Developing an efficient and generalizable method for inter-subject emotion recognition from neural signals is an emerging and challenging problem in affective computing. In particular, human subjects usually have heterogeneous neural signal characteristics and variable emotional activities that challenge the existing recognition algorithms from achieving high inter-subject emotion recognition accuracy. 
Approach. 
In this work, we propose a model-agnostic meta-learning algorithm to learn an adaptable and generalizable Electroencephalogram (EEG)-based emotion decoder at the subject's population level. Different from many prior end-to-end emotion recognition algorithms, our learning algorithms include a pre-training step and an adaptation step. Specifically, our meta-decoder first learns on diverse known subjects and then further adapts it to unknown subjects with one-shot adaptation.
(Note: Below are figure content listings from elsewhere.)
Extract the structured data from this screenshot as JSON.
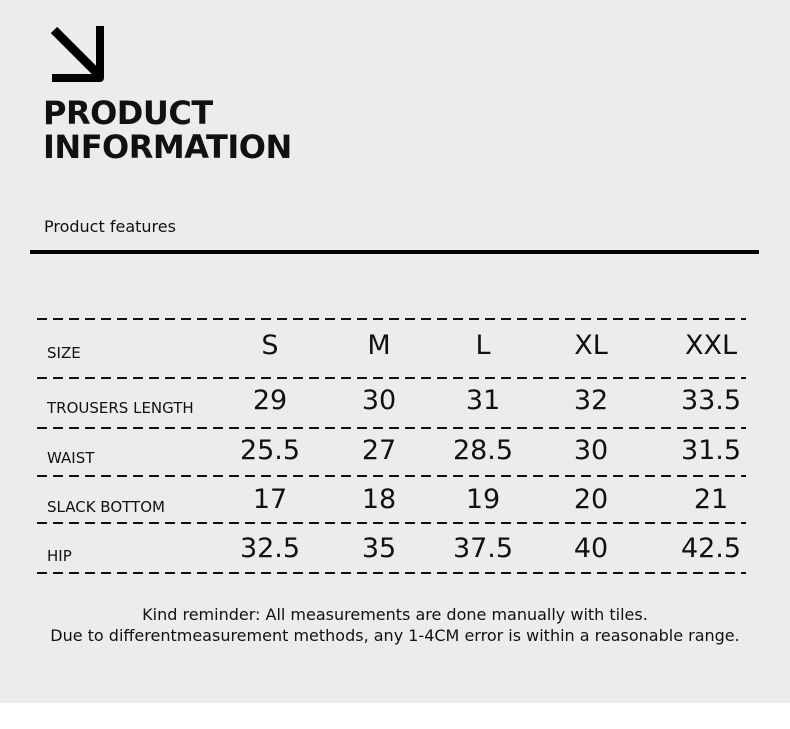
{
  "header": {
    "icon": "arrow-down-right-icon",
    "title_line1": "PRODUCT",
    "title_line2": "INFORMATION",
    "subtitle": "Product features"
  },
  "table": {
    "header": {
      "label": "SIZE",
      "values": [
        "S",
        "M",
        "L",
        "XL",
        "XXL"
      ]
    },
    "rows": [
      {
        "label": "TROUSERS LENGTH",
        "values": [
          "29",
          "30",
          "31",
          "32",
          "33.5"
        ]
      },
      {
        "label": "WAIST",
        "values": [
          "25.5",
          "27",
          "28.5",
          "30",
          "31.5"
        ]
      },
      {
        "label": "SLACK BOTTOM",
        "values": [
          "17",
          "18",
          "19",
          "20",
          "21"
        ]
      },
      {
        "label": "HIP",
        "values": [
          "32.5",
          "35",
          "37.5",
          "40",
          "42.5"
        ]
      }
    ]
  },
  "note": {
    "line1": "Kind reminder: All measurements are done manually with tiles.",
    "line2": "Due to differentmeasurement methods, any 1-4CM error is within a reasonable range."
  },
  "colors": {
    "background": "#ececea",
    "text": "#111111"
  }
}
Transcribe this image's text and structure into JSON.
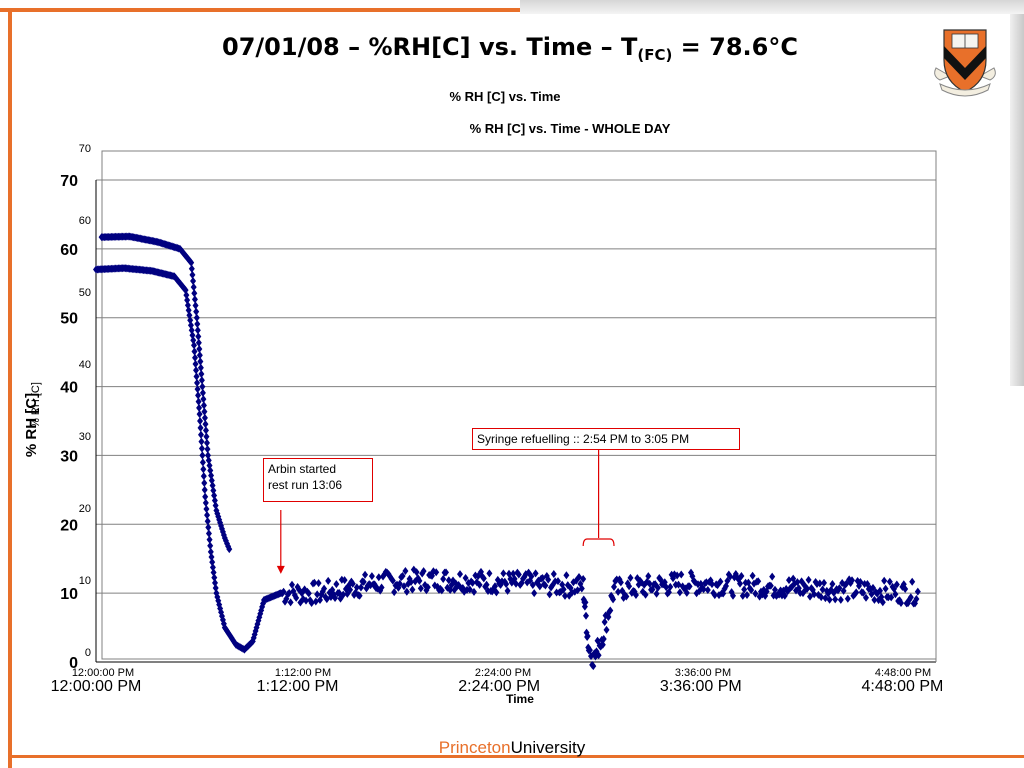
{
  "slide": {
    "title_main": "07/01/08 – %RH[C] vs. Time – T",
    "title_sub": "(FC)",
    "title_tail": " = 78.6°C"
  },
  "footer": {
    "brand": "Princeton",
    "rest": "University"
  },
  "logo": {
    "icon": "princeton-shield-icon"
  },
  "colors": {
    "accent": "#e8702a",
    "series": "#000080",
    "annotation": "#e00000",
    "grid": "#808080"
  },
  "chart_data": {
    "type": "scatter",
    "title": "% RH [C] vs. Time",
    "subtitle": "% RH [C] vs. Time - WHOLE DAY",
    "xlabel": "Time",
    "ylabel": "% RH [C]",
    "ylim": [
      0,
      70
    ],
    "yticks_small": [
      "0",
      "10",
      "20",
      "30",
      "40",
      "50",
      "60",
      "70"
    ],
    "yticks_large": [
      "0",
      "10",
      "20",
      "30",
      "40",
      "50",
      "60",
      "70"
    ],
    "xticks_small": [
      "12:00:00 PM",
      "1:12:00 PM",
      "2:24:00 PM",
      "3:36:00 PM",
      "4:48:00 PM"
    ],
    "xticks_large": [
      "12:00:00 PM",
      "1:12:00 PM",
      "2:24:00 PM",
      "3:36:00 PM",
      "4:48:00 PM"
    ],
    "xlim_minutes_after_noon": [
      0,
      300
    ],
    "grid": true,
    "series": [
      {
        "marker": "diamond",
        "points_time_rh": [
          [
            "12:00",
            57.0
          ],
          [
            "12:10",
            57.2
          ],
          [
            "12:20",
            56.8
          ],
          [
            "12:28",
            56.0
          ],
          [
            "12:32",
            54.0
          ],
          [
            "12:35",
            46.0
          ],
          [
            "12:37",
            36.0
          ],
          [
            "12:39",
            24.0
          ],
          [
            "12:41",
            16.0
          ],
          [
            "12:43",
            10.0
          ],
          [
            "12:46",
            5.0
          ],
          [
            "12:50",
            2.5
          ],
          [
            "12:53",
            1.8
          ],
          [
            "12:56",
            3.0
          ],
          [
            "13:00",
            9.0
          ],
          [
            "13:06",
            10.0
          ],
          [
            "13:20",
            10.0
          ],
          [
            "13:40",
            11.5
          ],
          [
            "14:00",
            12.0
          ],
          [
            "14:30",
            11.5
          ],
          [
            "14:54",
            11.0
          ],
          [
            "14:56",
            2.0
          ],
          [
            "14:58",
            0.5
          ],
          [
            "15:01",
            4.0
          ],
          [
            "15:05",
            10.5
          ],
          [
            "15:30",
            11.5
          ],
          [
            "16:00",
            11.0
          ],
          [
            "16:30",
            10.5
          ],
          [
            "16:54",
            10.0
          ]
        ]
      },
      {
        "marker": "diamond",
        "points_time_rh": [
          [
            "12:02",
            61.7
          ],
          [
            "12:12",
            61.8
          ],
          [
            "12:22",
            61.0
          ],
          [
            "12:30",
            60.0
          ],
          [
            "12:34",
            58.0
          ],
          [
            "12:36",
            50.0
          ],
          [
            "12:38",
            40.0
          ],
          [
            "12:40",
            30.0
          ],
          [
            "12:43",
            22.0
          ],
          [
            "12:46",
            18.0
          ],
          [
            "12:48",
            16.0
          ]
        ]
      }
    ],
    "annotations": [
      {
        "text_line1": "Arbin started",
        "text_line2": "rest run 13:06",
        "time": "13:06",
        "rh": 12.5
      },
      {
        "text": "Syringe refuelling :: 2:54 PM to 3:05 PM",
        "time_start": "14:54",
        "time_end": "15:05",
        "rh": 16.5
      }
    ]
  }
}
More importantly, our algorithm is compatible with a variety of mainstream machine learning decoders for emotion recognition.
Main results.
We evaluate the adapted decoders obtained by our proposed algorithm on three Emotion-EEG datasets: SEED, DEAP, and DREAMER. Our comprehensive experimental results show that the adapted meta-emotion decoder achieves state-of-the-art inter-subject emotion recognition accuracy and outperforms the classical supervised learning baseline across different decoder architectures. 
Significance. 
Our results hold promise to incorporate the proposed meta-learning emotion recognition algorithm to effectively improve the inter-subject generalizability in designing future affective brain-computer interfaces (BCIs).